Ashes

February 14, 2018

Today is Valentine's Day, which is great and all, but even more importantly, it's Ash Wednesday. Ash Wednesday marks the beginning of Lent, the forty-day season of the church year leading up to Easter. Lent is a period of prayer and fasting, inviting us to remember and reflect upon Christ's forty days of fasting and temptation in the wilderness before he began his public ministry. In many ways, the road to cross begins today.

 

Ash Wednesday itself is a rather unique day. Churches around the world will burn the palm leaves left over from last year's Palm Sunday celebrations, mix them with oil, and use them to make the sign of the cross on a person's forehead.

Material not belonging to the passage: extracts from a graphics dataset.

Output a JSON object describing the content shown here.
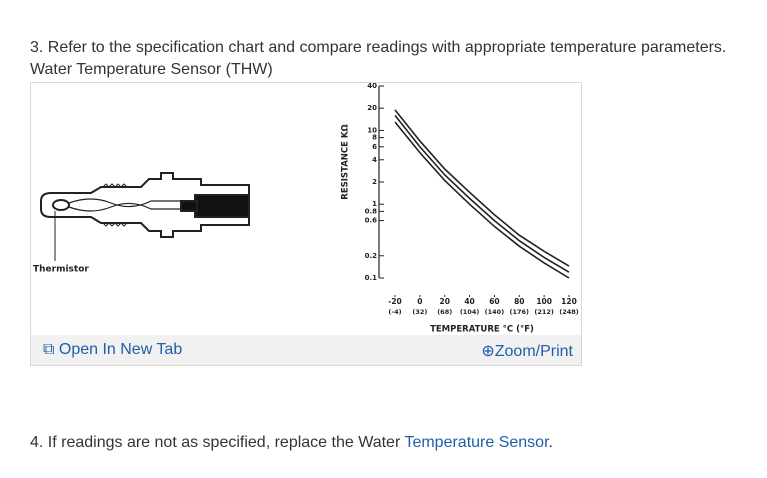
{
  "step3": "3. Refer to the specification chart and compare readings with appropriate temperature parameters.",
  "figure_caption": "Water Temperature Sensor (THW)",
  "figure": {
    "part_label": "Thermistor",
    "open_tab": "Open In New Tab",
    "zoom": "Zoom/Print",
    "chart": {
      "type": "line",
      "y_label": "RESISTANCE KΩ",
      "x_label": "TEMPERATURE °C (°F)",
      "log_scale_y": true,
      "color": "#222222",
      "x": [
        -20,
        0,
        20,
        40,
        60,
        80,
        100,
        120
      ],
      "series": [
        {
          "values": [
            19,
            7.2,
            3.0,
            1.45,
            0.72,
            0.38,
            0.23,
            0.145
          ]
        },
        {
          "values": [
            16,
            6,
            2.5,
            1.2,
            0.6,
            0.32,
            0.19,
            0.12
          ]
        },
        {
          "values": [
            13,
            5,
            2.1,
            1.0,
            0.5,
            0.27,
            0.16,
            0.1
          ]
        }
      ],
      "xlim": [
        -20,
        120
      ],
      "xticks": [
        -20,
        0,
        20,
        40,
        60,
        80,
        100,
        120
      ],
      "xticks_fahrenheit": [
        "(-4)",
        "(32)",
        "(68)",
        "(104)",
        "(140)",
        "(176)",
        "(212)",
        "(248)"
      ],
      "ylim": [
        0.1,
        40
      ],
      "yticks": [
        40,
        20,
        10,
        8,
        6,
        4,
        2,
        1,
        0.8,
        0.6,
        0.2,
        0.1
      ]
    }
  },
  "step4": {
    "text": "4. If readings are not as specified, replace the Water ",
    "link": "Temperature Sensor",
    "end": "."
  }
}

The person administering ("imposing") the ashes traditionally says these words: "Remember that you are dust, and to dust you shall return." Sometimes other words are added: "Look to the cross," or, "Remember your baptism and be thankful."

 

It's a powerful reminder that even as Christ suffered and died, we, too, will one day see death if Jesus doesn't return first. The ashes remind us of our own mortality as we begin a season of self-denial. Most importantly, they remind us of the cross of Christ looming large in the background. Golgotha is just days away -- but so is the empty tomb, and together the two bring us eternal life and salvation from sin.

 

Our denomination doesn't impose ashes or mark Ash Wednesday (or Lent) in any way, and I frankly think that a mistake. After all, if the life of Jesus teaches us nothing else, it's that sometimes joy and freedom come with a cost, that love demands pain and ashes. Still, as you go about your day today, remember you are dust, and to dust you will return. Look to the cross; remember your baptism and be thankful.